For entertainments, the more elaborate and bountiful the decorations of fresh wild flowers the more beautiful will the house appear; but for every-day life during the cold weather, when we have only the dried fall plants, we may almost make up for the lack of fresh flowers by using judgment and taste in arranging the dried ones. Though wild flowers are beautiful, you must use taste in their arrangement and not mingle them together promiscuously, but make a judicious selection, for where a light bunch of golden-rod would be the very thing needed to give color to a particular spot, should the dark cat-tails be placed there the effect might be lost. There are places where some high, stiff decoration would look best, and others where the soft, swaying clematis seems to belong. As with everything else, so with our decorations, we must seek to have harmony.
Who has not admired the dark-brown, glossy buckeyes and horse-chestnuts, and wondered what use could be made of them?
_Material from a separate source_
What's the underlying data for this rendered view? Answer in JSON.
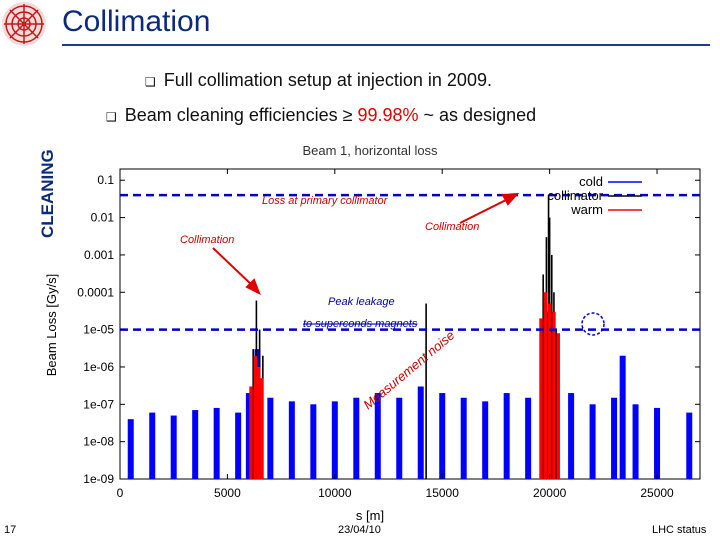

Children love to gather them and come home with their pockets and baskets full, only to play with them for awhile, and then the pretty dark balls, each marked with a spot of light cream-color, are thrown away or lost.
Now, the next time the buckeyes are collected save every one and make a
Buckeye Portière.
The writer assures you that you will find it much easier to do this than she did to make a picture of the curtain, for it is difficult with a pen-and-ink drawing to give an idea of the richness of color in the handsome hangings these horse-chestnuts make when properly fashioned into a portière for hall or doorway. Two full bushels of buckeyes will be needed to make a curtain two yards and a half long and one yard and a quarter wide.
Take a very large, long needle and a strong, waxed thread a little longer than you desire to have your curtain, make a large knot in the end of the thread, and commence to string your buckeyes in the same way as stringing beads or buttons. Continue until the thread in the needle is exhausted, then tie the thread in a large knot close to the last buckeye, leaving a length of three inches of thread. Make your other strands in the same way. When all are finished, fasten as many small screw-eyes in a straight line on a curtain-pole, or a rustic pole if desired, as there are strands of buckeyes, and tie securely to each screw-eye one string of buckeyes. When all are fastened on, your portière is finished and ready to be hung. This is easily accomplished if the pole used is a regular curtain-pole, as they always come with brackets; but should your pole be rustic, it must be supported by bands of strong birch-bark, or leather, as in Fig. 131. Our illustration shows over the portière a
Birch-Bark Support for Pole.
Panel of Fall Decorations.
These also look handsome over windows and doors, and you are at liberty to use ornaments of all styles, for the panels are placed where there is no danger of anything coming in contact with them to break off the decorations or mar their beauty. Any kind of board will do for the panel, rough or smooth, as you like. Paint the board a pure white, then decide on your ornaments, which may be a chestnut-branch with bursting burs attached, sprays of common wayside velvet-leaf with clusters of pods clinging to them, a piece of black-berry vine with its twigs, thorns, and dried berries, or branches of buckeyes with some of the nuts falling from their horned shells.